John Ole Moe

Personal information
- Date of birth: 25 April 1963 (age 61)
- Height: 1.95 m (6 ft 5 in)
- Position(s): goalkeeper

Youth career
- –1979: Drøbak-Frogn

Senior career*
- Years: Team / Apps / (Gls)
- 1980: Moss
- 1981–1982: Vålerenga
- 1983: HamKam / 0 / (0)
- 1983: Vålerenga
- 1984–1985: Strømsgodset
- 1986: Drøbak-Frogn
- Boston University Terriers
- 1988–1990: Lyn
- 1993: Lyn / 1 / (0)

International career
- 1979: Norway u-16 / 3 / (0)
- 1980: Norway u-19 / 1 / (0)

= John Ole Moe =

Norwegian footballer (born 1963)

John Ole Moe (born 25 April 1963) is a retired Norwegian football goalkeeper.

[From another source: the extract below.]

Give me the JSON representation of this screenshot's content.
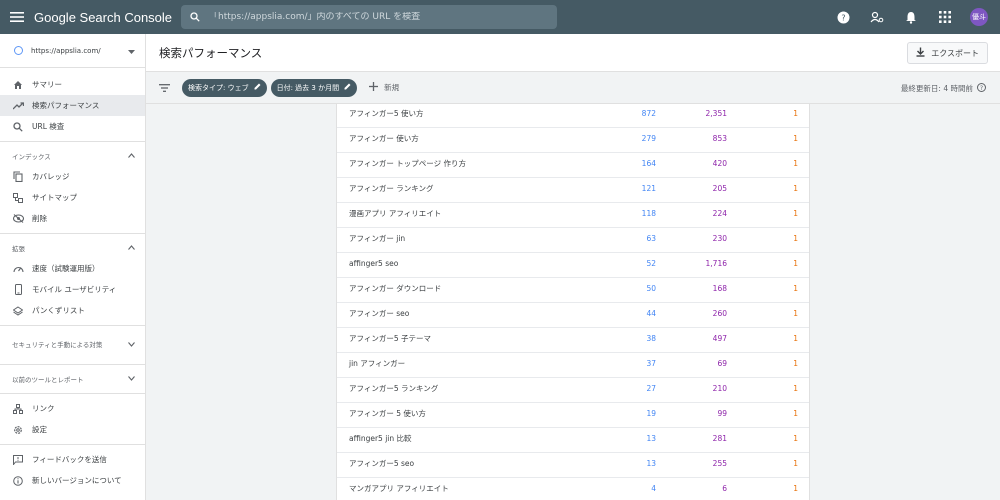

He started his youth career in Drøbak-Frogn IL and represented Norway as a youth international. Ahead of the 1980 season he joined Moss FK, and already in 1981 he went on to a second-choice spot in Vålerenga IF. Ahead of the 1983 season he signed for Hamarkameratene, but as the clubs never agreed on the prize, the prize was set by a Football Association tribunal. Hamarkameratene refused to pay this prize as well, and Moe re-signed for Vålerenga just as the season started. In 1984 he joined Strømsgodset IF, played university soccer at Boston University, and rejoined Drøbak-Frogn in 1986.

From 1988 to 1990 he played for SFK Lyn. He then retired, and only played one post-retirement match, in the 1993 Eliteserien.